• The Portland Tribune profiles a Beaverton, Oregon couple – Kyle Engen and Carol Mathewson – who have started the Interactive Museum of Gaming and Puzzlery, a non-profit board and card game museum "[f]eaturing a collection of more than 1,600 games, ongoing exhibits related to gaming culture and history, and a play area where members can try an old favorite or previously unexplored game". Hmm, I have the games already and folks sometimes force their way into my garage to look at them. I can haz non-profit status?
• Designer Tony Boydell shows how to cook up a copy of Snowdonia. (Note: I said "cook up" not cock-up – that's a different blog post completely...)
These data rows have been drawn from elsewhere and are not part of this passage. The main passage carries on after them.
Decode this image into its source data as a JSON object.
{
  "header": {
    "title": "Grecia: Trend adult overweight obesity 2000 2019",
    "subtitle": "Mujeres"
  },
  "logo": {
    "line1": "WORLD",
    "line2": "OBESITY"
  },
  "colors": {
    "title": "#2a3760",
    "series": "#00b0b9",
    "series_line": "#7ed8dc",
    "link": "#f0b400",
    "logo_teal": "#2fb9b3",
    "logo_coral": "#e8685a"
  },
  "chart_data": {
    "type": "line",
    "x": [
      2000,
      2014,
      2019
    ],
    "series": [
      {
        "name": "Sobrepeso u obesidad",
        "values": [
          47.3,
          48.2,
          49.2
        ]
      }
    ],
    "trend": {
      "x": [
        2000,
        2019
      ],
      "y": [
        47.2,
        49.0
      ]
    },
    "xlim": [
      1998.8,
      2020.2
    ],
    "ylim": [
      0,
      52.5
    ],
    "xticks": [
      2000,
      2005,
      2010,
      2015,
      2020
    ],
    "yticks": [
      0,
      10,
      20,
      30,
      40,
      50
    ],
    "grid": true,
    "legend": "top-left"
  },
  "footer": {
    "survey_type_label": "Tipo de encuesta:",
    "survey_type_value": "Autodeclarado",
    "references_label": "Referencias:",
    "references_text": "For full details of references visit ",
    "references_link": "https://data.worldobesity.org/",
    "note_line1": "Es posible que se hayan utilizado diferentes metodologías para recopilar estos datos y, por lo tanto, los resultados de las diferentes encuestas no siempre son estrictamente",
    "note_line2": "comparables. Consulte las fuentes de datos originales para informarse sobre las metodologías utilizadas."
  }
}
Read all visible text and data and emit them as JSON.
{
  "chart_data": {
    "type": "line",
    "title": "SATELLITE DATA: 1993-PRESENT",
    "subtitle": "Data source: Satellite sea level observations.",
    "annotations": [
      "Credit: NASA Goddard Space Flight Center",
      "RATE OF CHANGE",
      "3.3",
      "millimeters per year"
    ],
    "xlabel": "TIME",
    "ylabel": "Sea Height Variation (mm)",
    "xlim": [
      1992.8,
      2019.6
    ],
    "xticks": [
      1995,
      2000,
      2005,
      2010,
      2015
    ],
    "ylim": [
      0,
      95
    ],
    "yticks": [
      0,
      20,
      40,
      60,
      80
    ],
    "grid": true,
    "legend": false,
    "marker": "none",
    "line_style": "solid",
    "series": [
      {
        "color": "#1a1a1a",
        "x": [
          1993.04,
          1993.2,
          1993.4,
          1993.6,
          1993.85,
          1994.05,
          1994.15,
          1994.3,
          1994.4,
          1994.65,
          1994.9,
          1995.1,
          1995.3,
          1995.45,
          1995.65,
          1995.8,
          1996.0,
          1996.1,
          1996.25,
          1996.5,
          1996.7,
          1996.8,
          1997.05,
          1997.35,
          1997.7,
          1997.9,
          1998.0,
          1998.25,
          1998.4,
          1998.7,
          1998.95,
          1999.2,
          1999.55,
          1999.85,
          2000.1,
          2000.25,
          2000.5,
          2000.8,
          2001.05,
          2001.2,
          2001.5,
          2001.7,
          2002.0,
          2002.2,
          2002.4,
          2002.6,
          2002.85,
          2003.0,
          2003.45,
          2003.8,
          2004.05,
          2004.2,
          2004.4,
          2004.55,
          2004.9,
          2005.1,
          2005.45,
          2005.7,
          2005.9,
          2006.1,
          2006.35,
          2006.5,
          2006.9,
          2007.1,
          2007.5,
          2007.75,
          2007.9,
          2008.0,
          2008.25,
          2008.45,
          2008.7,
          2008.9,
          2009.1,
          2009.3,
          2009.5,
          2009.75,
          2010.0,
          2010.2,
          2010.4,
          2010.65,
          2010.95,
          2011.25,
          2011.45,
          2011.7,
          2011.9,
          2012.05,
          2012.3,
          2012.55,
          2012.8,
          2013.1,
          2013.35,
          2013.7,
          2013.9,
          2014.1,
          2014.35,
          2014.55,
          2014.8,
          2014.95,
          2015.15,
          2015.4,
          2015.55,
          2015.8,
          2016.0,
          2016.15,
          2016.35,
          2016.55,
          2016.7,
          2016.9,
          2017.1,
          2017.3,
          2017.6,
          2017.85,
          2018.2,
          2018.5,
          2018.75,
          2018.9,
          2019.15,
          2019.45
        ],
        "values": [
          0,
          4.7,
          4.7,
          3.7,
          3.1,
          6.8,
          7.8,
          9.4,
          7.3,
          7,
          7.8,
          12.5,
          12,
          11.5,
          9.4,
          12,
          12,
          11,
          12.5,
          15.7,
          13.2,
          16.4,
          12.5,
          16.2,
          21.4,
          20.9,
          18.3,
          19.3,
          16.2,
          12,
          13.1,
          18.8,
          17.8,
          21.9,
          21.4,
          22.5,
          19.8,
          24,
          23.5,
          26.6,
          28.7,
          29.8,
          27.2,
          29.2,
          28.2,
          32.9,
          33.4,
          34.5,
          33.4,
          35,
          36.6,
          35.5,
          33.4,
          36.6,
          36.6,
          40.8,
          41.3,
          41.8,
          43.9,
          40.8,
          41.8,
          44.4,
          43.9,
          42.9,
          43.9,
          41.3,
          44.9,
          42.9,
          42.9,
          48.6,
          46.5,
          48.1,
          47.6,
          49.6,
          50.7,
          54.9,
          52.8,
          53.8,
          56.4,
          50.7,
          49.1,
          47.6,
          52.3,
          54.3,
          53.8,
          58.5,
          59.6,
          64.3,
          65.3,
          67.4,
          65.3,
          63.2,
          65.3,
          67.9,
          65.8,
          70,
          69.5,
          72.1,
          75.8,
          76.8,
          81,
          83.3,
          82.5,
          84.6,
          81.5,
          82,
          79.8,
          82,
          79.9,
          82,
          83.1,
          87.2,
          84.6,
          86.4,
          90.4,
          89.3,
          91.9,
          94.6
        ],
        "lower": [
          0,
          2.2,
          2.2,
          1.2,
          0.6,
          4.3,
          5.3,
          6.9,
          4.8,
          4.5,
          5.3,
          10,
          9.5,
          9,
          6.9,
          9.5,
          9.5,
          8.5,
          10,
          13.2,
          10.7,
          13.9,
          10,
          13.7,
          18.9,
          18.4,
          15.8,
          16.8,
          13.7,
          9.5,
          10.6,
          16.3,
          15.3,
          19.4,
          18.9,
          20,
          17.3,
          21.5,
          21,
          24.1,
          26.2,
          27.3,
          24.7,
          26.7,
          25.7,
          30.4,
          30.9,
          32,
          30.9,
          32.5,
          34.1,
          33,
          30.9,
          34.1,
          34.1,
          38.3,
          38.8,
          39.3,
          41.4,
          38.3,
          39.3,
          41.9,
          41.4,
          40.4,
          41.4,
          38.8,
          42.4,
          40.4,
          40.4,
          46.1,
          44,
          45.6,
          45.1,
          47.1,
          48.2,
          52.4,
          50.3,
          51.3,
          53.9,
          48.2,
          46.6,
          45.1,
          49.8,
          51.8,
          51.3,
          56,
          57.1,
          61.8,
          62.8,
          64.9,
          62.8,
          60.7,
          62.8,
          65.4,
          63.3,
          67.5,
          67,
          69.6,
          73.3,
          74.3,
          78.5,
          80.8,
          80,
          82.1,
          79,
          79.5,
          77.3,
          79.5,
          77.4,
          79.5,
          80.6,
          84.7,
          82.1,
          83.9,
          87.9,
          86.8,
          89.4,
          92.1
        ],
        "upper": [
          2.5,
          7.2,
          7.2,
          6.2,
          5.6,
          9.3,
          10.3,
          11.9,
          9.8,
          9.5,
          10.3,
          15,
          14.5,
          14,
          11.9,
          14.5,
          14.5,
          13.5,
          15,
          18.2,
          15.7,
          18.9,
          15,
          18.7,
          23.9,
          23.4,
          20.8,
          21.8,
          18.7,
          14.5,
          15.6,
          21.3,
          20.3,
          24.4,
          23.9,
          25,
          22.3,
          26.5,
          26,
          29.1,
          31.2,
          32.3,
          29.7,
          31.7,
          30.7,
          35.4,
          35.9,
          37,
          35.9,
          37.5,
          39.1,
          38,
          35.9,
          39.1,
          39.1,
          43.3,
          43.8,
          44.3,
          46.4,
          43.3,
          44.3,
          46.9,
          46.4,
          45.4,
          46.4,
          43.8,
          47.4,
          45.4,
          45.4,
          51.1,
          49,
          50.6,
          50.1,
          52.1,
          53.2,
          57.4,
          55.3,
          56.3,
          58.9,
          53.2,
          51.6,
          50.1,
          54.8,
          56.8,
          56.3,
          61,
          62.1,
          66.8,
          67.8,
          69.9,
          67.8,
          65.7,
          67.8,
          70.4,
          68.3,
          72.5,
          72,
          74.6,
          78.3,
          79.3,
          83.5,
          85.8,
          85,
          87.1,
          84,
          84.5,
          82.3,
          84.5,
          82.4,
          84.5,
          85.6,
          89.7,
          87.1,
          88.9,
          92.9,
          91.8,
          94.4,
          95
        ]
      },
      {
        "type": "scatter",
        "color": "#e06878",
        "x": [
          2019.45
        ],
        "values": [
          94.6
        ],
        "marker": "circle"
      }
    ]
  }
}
• On May 1, 2013, The Wall Street Journal published an article by Daniel Michaels on the Polish board game Kolejka, a.k.a. Queue from designer Karol Madaj. (HT: Jason Matthews) Two excerpts:
It also inspired a competing game about frustrations of Polish shopping during the 1980s, called You Cut the Line, Sir. Publisher Jaroslaw Basalyga says his goal was to create a game "whose climate and emotions convey the absurdity of those years".
Unintentionally, the game is a living example of that world because it is produced by the Polish government. The Institute of National Remembrance, a state body created in 1998 to preserve memories of Poles' struggles against Nazism and communism, gets money to produce Queue from the national budget. Overwhelming demand hasn't induced bureaucrats to fund a production increase.
"It's like under socialism," quips Andrzej Zawistowski, the institute's director of public education, who is pushing for a market-based approach. One queue for Queue formed roughly four days before sales began, he said.
The shortage of the game about shortages has even prompted angry letters from consumers for whom it brought back bad memories, says Mr. Madaj. "Some people didn't appreciate the irony."